I caught Ethan’s arm as he stabbed an ugly man with an ice blade who had made a bid to kill him, tossing the body away and shaking my friend. “I am feeling very squid-like all of a sudden.”

“What?” he blurted, trying to turn from me to engage a group of Fae who were running at us with roars of anger and magic building in their palms. I tossed a blast of fire their way and their screams zig-zagged through the air while my eyes remained on Ethan’s shiny blues.

“I have an inkling, see?” I shoved him toward the open doorway. “Down there’s where they keep the good stuff, I reckon.” I tossed him through the door and cast an air shield behind us so no one could follow before sprinting down the stairs into the dark. And it was dark. As dark as an unwelcoming asscrack, but my inkles were growing and I knew we were going to find ourselves somewhere real interesting in a moment or three.

As we wound through tight corridors, a sound grew up ahead, a cacophony of sorts, birds and monkeys and shrieking animals I couldn’t put a name to. All kinds of wild things waiting for me to reach ‘em.

My heart pumped harder as I burst through a door, finding cage upon cage, stacked as high as high could go. There were rows of them, stretching away into the nevermore and I growled ferally as I took in the magical creatures contained within bars. I saw me in there. That crow-looking thing, I could see my own eyes in its eyes. Its struggle my struggle. I’d been right where he’d been. A crow-thing in a cage, all sad and yearning to be free. To do what crow-things did best and be crow-like.

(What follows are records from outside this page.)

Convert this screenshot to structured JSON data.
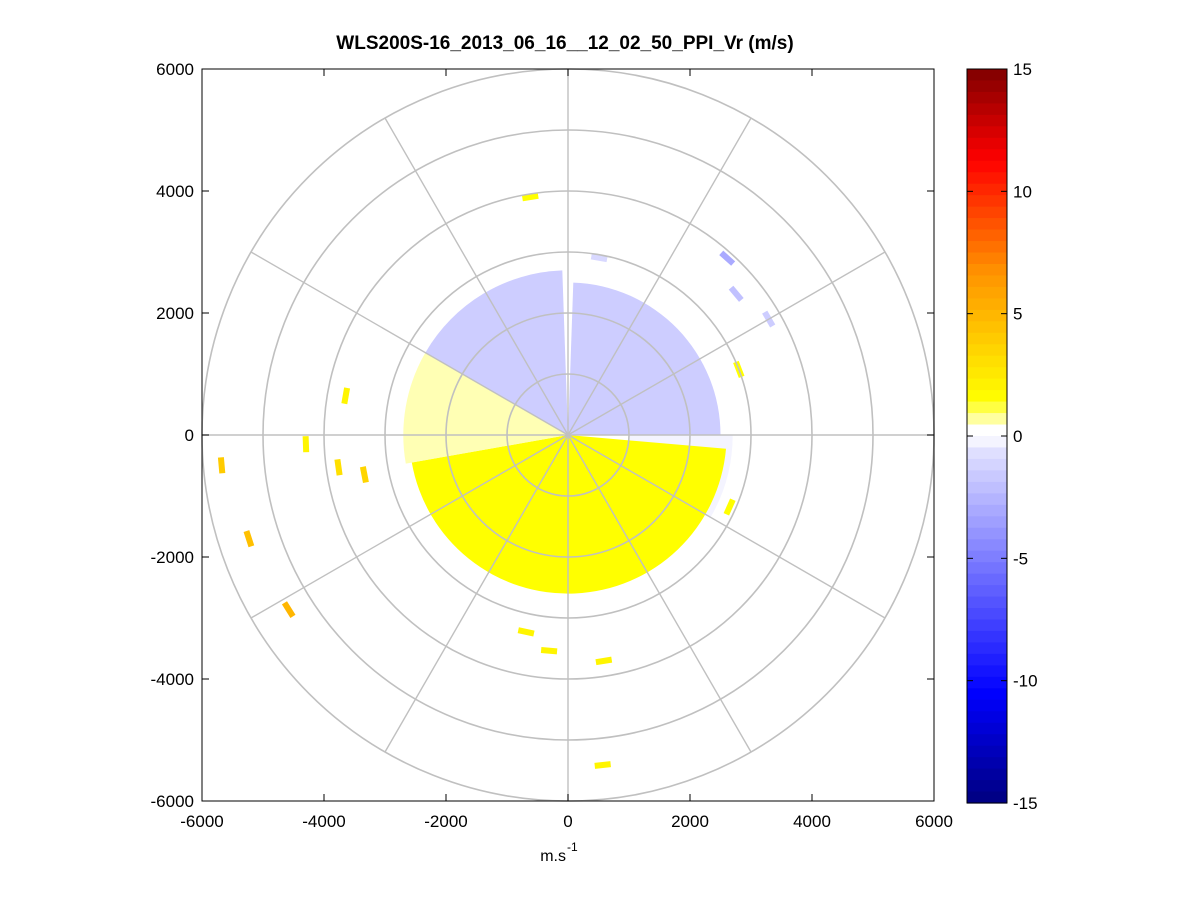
{
  "chart_data": {
    "type": "ppi-polar-scan",
    "title": "WLS200S-16_2013_06_16__12_02_50_PPI_Vr (m/s)",
    "xlabel": "m.s",
    "xlabel_sup": "-1",
    "ylabel": "",
    "xlim": [
      -6000,
      6000
    ],
    "ylim": [
      -6000,
      6000
    ],
    "xticks": [
      "-6000",
      "-4000",
      "-2000",
      "0",
      "2000",
      "4000",
      "6000"
    ],
    "yticks": [
      "6000",
      "4000",
      "2000",
      "0",
      "-2000",
      "-4000",
      "-6000"
    ],
    "grid": "polar",
    "range_rings_m": [
      1000,
      2000,
      3000,
      4000,
      5000,
      6000
    ],
    "azimuth_spokes_deg": [
      0,
      30,
      60,
      90,
      120,
      150,
      180,
      210,
      240,
      270,
      300,
      330
    ],
    "colorbar": {
      "range": [
        -15,
        15
      ],
      "ticks": [
        "15",
        "10",
        "5",
        "0",
        "-5",
        "-10",
        "-15"
      ],
      "colormap": "blue-white-yellow-red",
      "colors": {
        "negative_max": "#00007f",
        "negative_mid": "#3b3bff",
        "near_zero": "#ffffff",
        "positive_low": "#ffff00",
        "positive_mid": "#ff9900",
        "positive_max": "#7f0000"
      }
    },
    "velocity_units": "m/s",
    "sectors": [
      {
        "az_start": -60,
        "az_end": -2,
        "range_start": 0,
        "range_end": 2700,
        "vr": -1.5
      },
      {
        "az_start": 2,
        "az_end": 90,
        "range_start": 0,
        "range_end": 2500,
        "vr": -1.5
      },
      {
        "az_start": 90,
        "az_end": 120,
        "range_start": 1000,
        "range_end": 2700,
        "vr": -0.4
      },
      {
        "az_start": 95,
        "az_end": 260,
        "range_start": 0,
        "range_end": 2600,
        "vr": 1.5
      },
      {
        "az_start": 260,
        "az_end": 300,
        "range_start": 0,
        "range_end": 2700,
        "vr": 0.6
      }
    ],
    "scattered_gates": [
      {
        "az": 265,
        "r": 5700,
        "vr": 4.0
      },
      {
        "az": 252,
        "r": 5500,
        "vr": 4.5
      },
      {
        "az": 238,
        "r": 5400,
        "vr": 5.0
      },
      {
        "az": 268,
        "r": 4300,
        "vr": 2.0
      },
      {
        "az": 262,
        "r": 3800,
        "vr": 3.0
      },
      {
        "az": 259,
        "r": 3400,
        "vr": 3.5
      },
      {
        "az": 280,
        "r": 3700,
        "vr": 2.0
      },
      {
        "az": 192,
        "r": 3300,
        "vr": 2.0
      },
      {
        "az": 185,
        "r": 3550,
        "vr": 2.0
      },
      {
        "az": 171,
        "r": 3750,
        "vr": 2.0
      },
      {
        "az": 174,
        "r": 5440,
        "vr": 2.0
      },
      {
        "az": 351,
        "r": 3950,
        "vr": 1.5
      },
      {
        "az": 42,
        "r": 3900,
        "vr": -3.0
      },
      {
        "az": 50,
        "r": 3600,
        "vr": -2.0
      },
      {
        "az": 60,
        "r": 3800,
        "vr": -1.5
      },
      {
        "az": 69,
        "r": 3000,
        "vr": 1.5
      },
      {
        "az": 10,
        "r": 2950,
        "vr": -1.0
      },
      {
        "az": 114,
        "r": 2900,
        "vr": 1.5
      }
    ]
  }
}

“Fuck these fucking fucklings,” I hissed, aiming my ire at the people who had done this. Not my crow-thing. Or that horse-goat over there. Nor that group of three-legged celery-looking birds in that corner.

The snap of a lock made me turn and I found my Ethy-baby breaking open a cage with a wedge of ice in his hand.

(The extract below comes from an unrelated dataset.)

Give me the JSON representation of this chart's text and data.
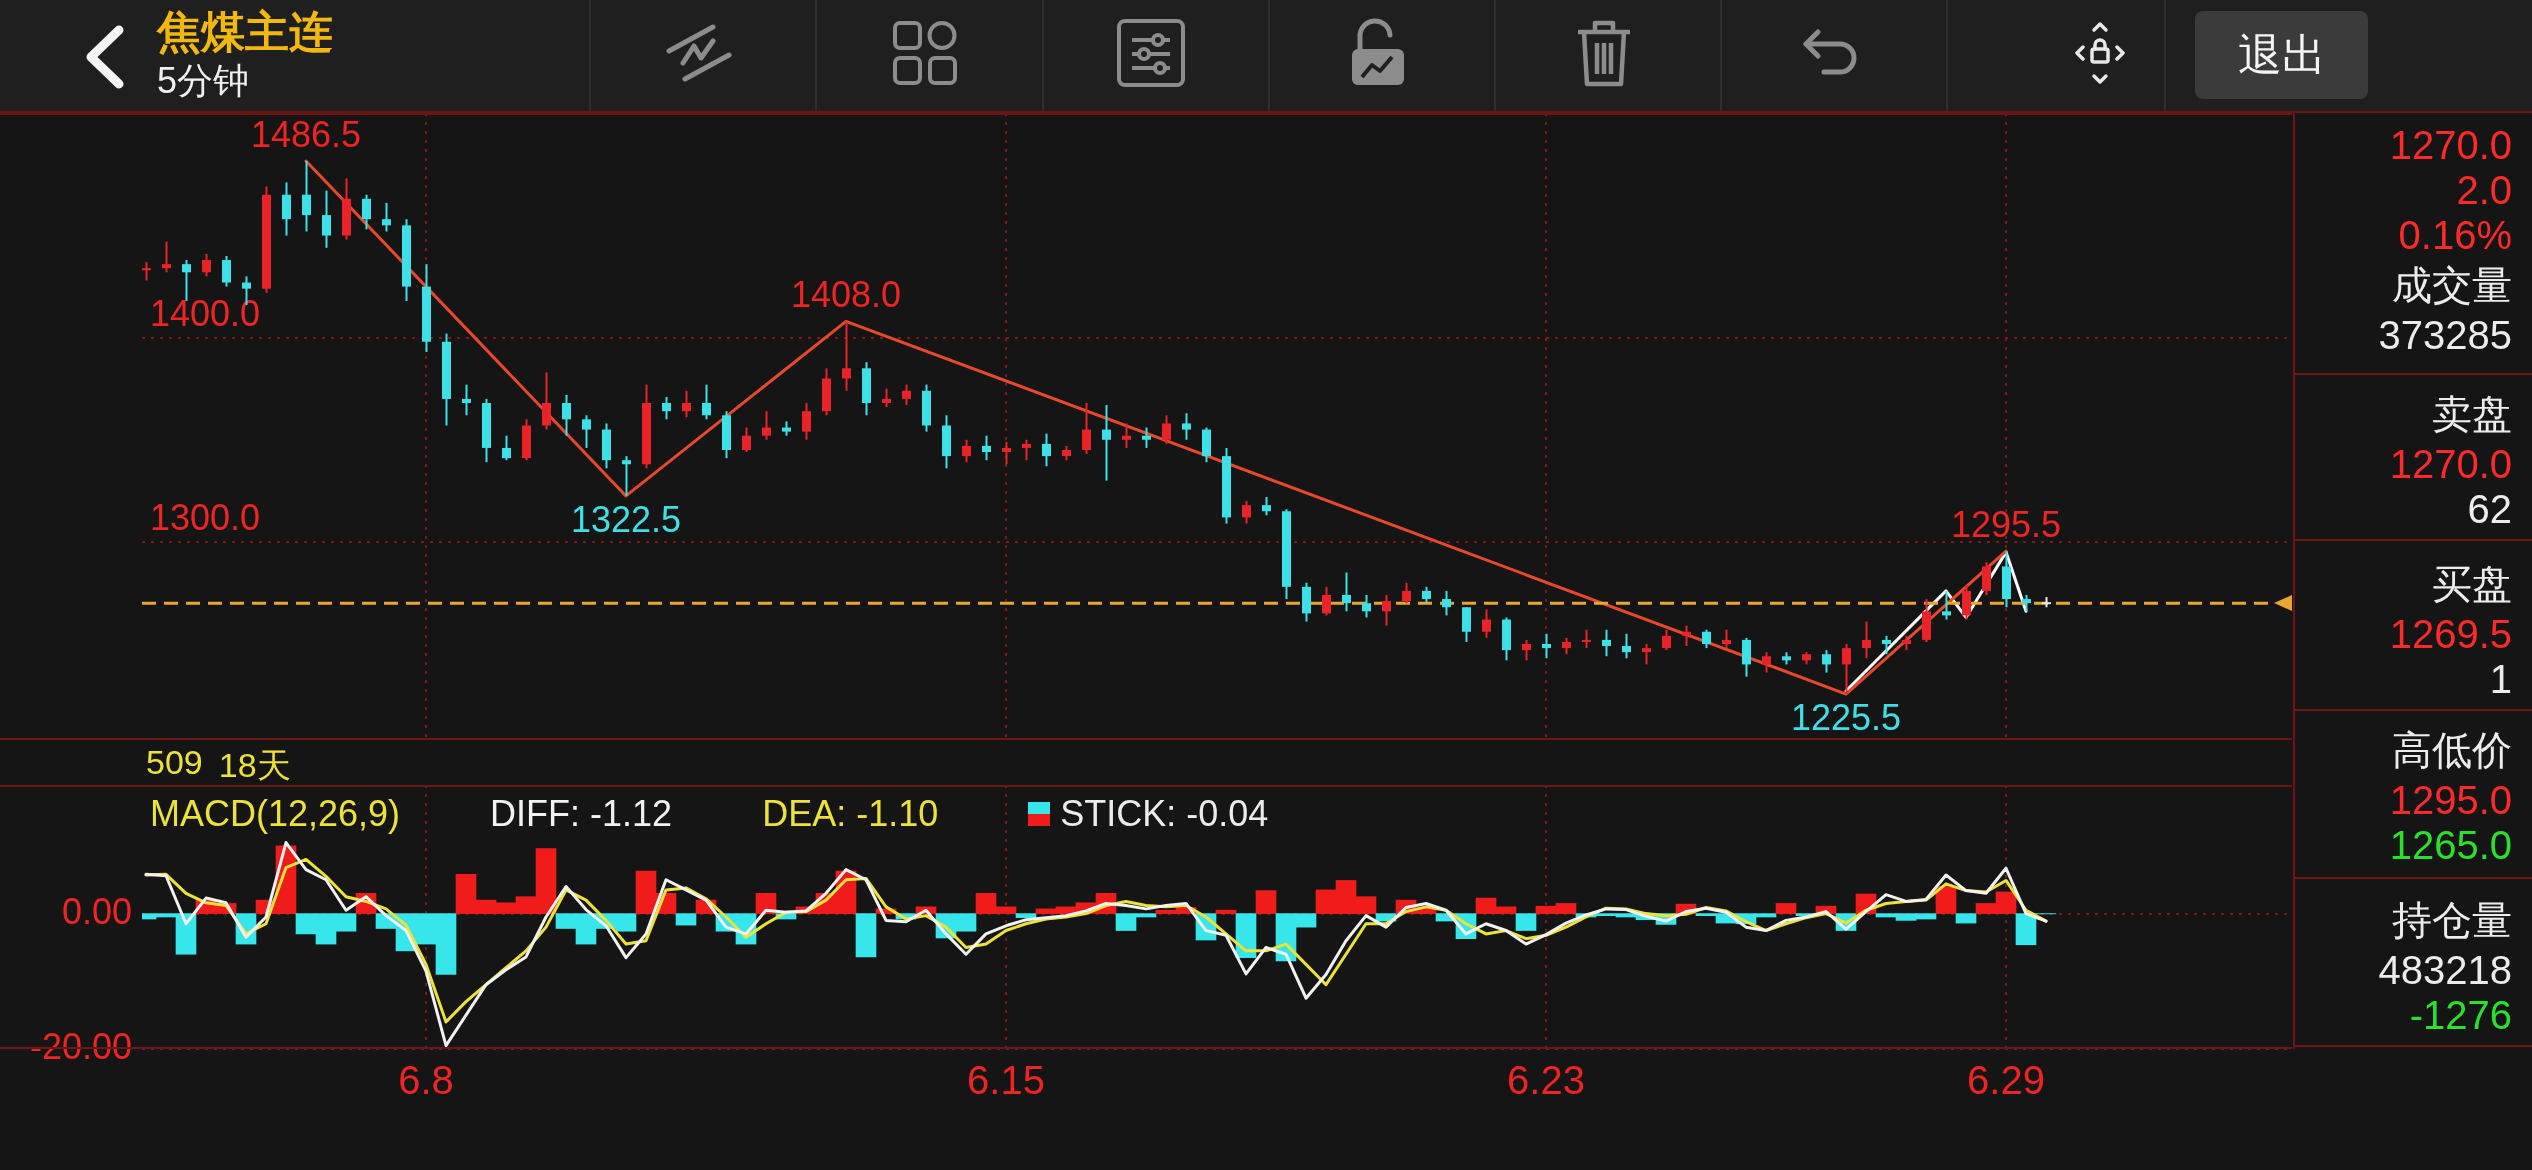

“I knew I liked you for a reason, Wolf boy,” I purred. “You see in these creatures what I see. You’re just like that pygmy shrew-thing over there. You resemble him and he resembles you.”

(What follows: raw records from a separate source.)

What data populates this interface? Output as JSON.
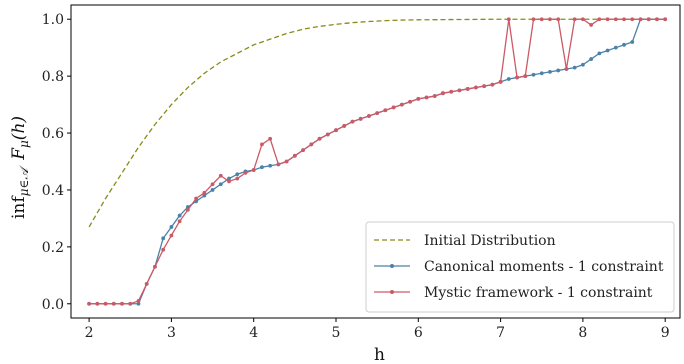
{
  "colors": {
    "initial": "#8a8a18",
    "canonical": "#4a82a8",
    "mystic": "#cc5a66",
    "axis": "#000000",
    "legend_border": "#cccccc"
  },
  "chart_data": {
    "type": "line",
    "title": "",
    "xlabel": "h",
    "ylabel": "inf_{μ∈A} F_μ(h)",
    "ylabel_main": "inf",
    "ylabel_sub": "μ∈𝒜",
    "ylabel_func": "F",
    "ylabel_funcsub": "μ",
    "ylabel_arg": "(h)",
    "xlim": [
      1.78,
      9.18
    ],
    "ylim": [
      -0.05,
      1.05
    ],
    "xticks": [
      2,
      3,
      4,
      5,
      6,
      7,
      8,
      9
    ],
    "yticks": [
      0.0,
      0.2,
      0.4,
      0.6,
      0.8,
      1.0
    ],
    "xtick_labels": [
      "2",
      "3",
      "4",
      "5",
      "6",
      "7",
      "8",
      "9"
    ],
    "ytick_labels": [
      "0.0",
      "0.2",
      "0.4",
      "0.6",
      "0.8",
      "1.0"
    ],
    "legend_position": "lower-right",
    "grid": false,
    "series": [
      {
        "name": "Initial Distribution",
        "style": "dashed",
        "markers": false,
        "x": [
          2.0,
          2.2,
          2.4,
          2.6,
          2.8,
          3.0,
          3.2,
          3.4,
          3.6,
          3.8,
          4.0,
          4.2,
          4.4,
          4.6,
          4.8,
          5.0,
          5.2,
          5.4,
          5.6,
          5.8,
          6.0,
          6.5,
          7.0,
          7.5,
          8.0,
          8.5,
          9.0
        ],
        "y": [
          0.27,
          0.37,
          0.46,
          0.55,
          0.63,
          0.7,
          0.76,
          0.81,
          0.85,
          0.88,
          0.91,
          0.93,
          0.95,
          0.965,
          0.975,
          0.982,
          0.988,
          0.992,
          0.995,
          0.997,
          0.998,
          0.999,
          1.0,
          1.0,
          1.0,
          1.0,
          1.0
        ]
      },
      {
        "name": "Canonical moments - 1 constraint",
        "style": "solid",
        "markers": true,
        "x": [
          2.0,
          2.1,
          2.2,
          2.3,
          2.4,
          2.5,
          2.6,
          2.7,
          2.8,
          2.9,
          3.0,
          3.1,
          3.2,
          3.3,
          3.4,
          3.5,
          3.6,
          3.7,
          3.8,
          3.9,
          4.0,
          4.1,
          4.2,
          4.3,
          4.4,
          4.5,
          4.6,
          4.7,
          4.8,
          4.9,
          5.0,
          5.1,
          5.2,
          5.3,
          5.4,
          5.5,
          5.6,
          5.7,
          5.8,
          5.9,
          6.0,
          6.1,
          6.2,
          6.3,
          6.4,
          6.5,
          6.6,
          6.7,
          6.8,
          6.9,
          7.0,
          7.1,
          7.2,
          7.3,
          7.4,
          7.5,
          7.6,
          7.7,
          7.8,
          7.9,
          8.0,
          8.1,
          8.2,
          8.3,
          8.4,
          8.5,
          8.6,
          8.7,
          8.8,
          8.9,
          9.0
        ],
        "y": [
          0.0,
          0.0,
          0.0,
          0.0,
          0.0,
          0.0,
          0.0,
          0.07,
          0.13,
          0.23,
          0.27,
          0.31,
          0.34,
          0.36,
          0.38,
          0.4,
          0.42,
          0.44,
          0.455,
          0.465,
          0.47,
          0.48,
          0.485,
          0.49,
          0.5,
          0.52,
          0.54,
          0.56,
          0.58,
          0.595,
          0.61,
          0.625,
          0.64,
          0.65,
          0.66,
          0.67,
          0.68,
          0.69,
          0.7,
          0.71,
          0.72,
          0.725,
          0.73,
          0.74,
          0.745,
          0.75,
          0.755,
          0.76,
          0.765,
          0.77,
          0.78,
          0.79,
          0.795,
          0.8,
          0.805,
          0.81,
          0.815,
          0.82,
          0.825,
          0.83,
          0.84,
          0.86,
          0.88,
          0.89,
          0.9,
          0.91,
          0.92,
          1.0,
          1.0,
          1.0,
          1.0
        ]
      },
      {
        "name": "Mystic framework - 1 constraint",
        "style": "solid",
        "markers": true,
        "x": [
          2.0,
          2.1,
          2.2,
          2.3,
          2.4,
          2.5,
          2.6,
          2.7,
          2.8,
          2.9,
          3.0,
          3.1,
          3.2,
          3.3,
          3.4,
          3.5,
          3.6,
          3.7,
          3.8,
          3.9,
          4.0,
          4.1,
          4.2,
          4.3,
          4.4,
          4.5,
          4.6,
          4.7,
          4.8,
          4.9,
          5.0,
          5.1,
          5.2,
          5.3,
          5.4,
          5.5,
          5.6,
          5.7,
          5.8,
          5.9,
          6.0,
          6.1,
          6.2,
          6.3,
          6.4,
          6.5,
          6.6,
          6.7,
          6.8,
          6.9,
          7.0,
          7.1,
          7.2,
          7.3,
          7.4,
          7.5,
          7.6,
          7.7,
          7.8,
          7.9,
          8.0,
          8.1,
          8.2,
          8.3,
          8.4,
          8.5,
          8.6,
          8.7,
          8.8,
          8.9,
          9.0
        ],
        "y": [
          0.0,
          0.0,
          0.0,
          0.0,
          0.0,
          0.0,
          0.01,
          0.07,
          0.13,
          0.19,
          0.24,
          0.29,
          0.33,
          0.37,
          0.39,
          0.42,
          0.45,
          0.43,
          0.44,
          0.46,
          0.47,
          0.56,
          0.58,
          0.49,
          0.5,
          0.52,
          0.54,
          0.56,
          0.58,
          0.595,
          0.61,
          0.625,
          0.64,
          0.65,
          0.66,
          0.67,
          0.68,
          0.69,
          0.7,
          0.71,
          0.72,
          0.725,
          0.73,
          0.74,
          0.745,
          0.75,
          0.755,
          0.76,
          0.765,
          0.77,
          0.78,
          1.0,
          0.795,
          0.8,
          1.0,
          1.0,
          1.0,
          1.0,
          0.825,
          1.0,
          1.0,
          0.98,
          1.0,
          1.0,
          1.0,
          1.0,
          1.0,
          1.0,
          1.0,
          1.0,
          1.0
        ]
      }
    ]
  }
}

Ethan’s gaze slid to the shrew in question. It had four bucked teeth protruding from its mouth and eyes that stared in different directions.

“You’re one and the same,” I whispered, then clapped his scowly face on the cheek and turned to start breaking open cages.

I broke my crow-thing free first and he squawked his thanks, flying up to land on my shoulder. I smiled my biggest smile at him. He had a beak that was brightest gold and his eyes were a dreamy pool of violet, but the rest of him was jet black, his feathers as smooth as silk.

“I love you, Crow-thing, I truly do.” I kissed him quick then turned to release his friends. My friends. Our friends. We were an army now. An angry army of animal-things with Ethan and I mere soldiers in their battalion.

“Rise!” I called as I cracked another cage open with air magic and released a bunch of mini-pony-cat-things. “Be free. And kill – kill your captors! Kill them all!”

Our system was efficient, the cages snapping open time and again until the corridor was alive with running creatures. I ran with them, skipping and spinning as I went, as majestic as the magical animals I danced with. We turned a corner and found a line of guards running our way, shouts of alarm escaping them as the hoard of animals galloped their way.

A group of winged monkey-things slammed into the first guard, shrieking and clawing at his face. The next was mowed down by a horned tiger-thing and the last met with my own fury, fire swirling away from me and consuming the woman’s head, eating her up until she was gone, gone, gone.

Ethan started cracking open more cages and I helped him, focusing on my air magic and sending it spiralling down the narrow corridor, ripping the doors clean off to free our new friends.

Crow-thing squawked on my shoulder and I squawked in response, following a line of rabbit-things towards the next turn. The corridor we stepped into was darker here, the cages bigger. Things leered out of them, big dangerous beasties with hungry eyes and sharp teeth.

“Not these,” Ethan said, catching my arm.

“Oh but these are the killers of the crop,” I purred. “They mirror our souls so very well. We can’t leave them here to rot.”

I paused before a bear-like creature with antlers and curved canines that hung from its mouth.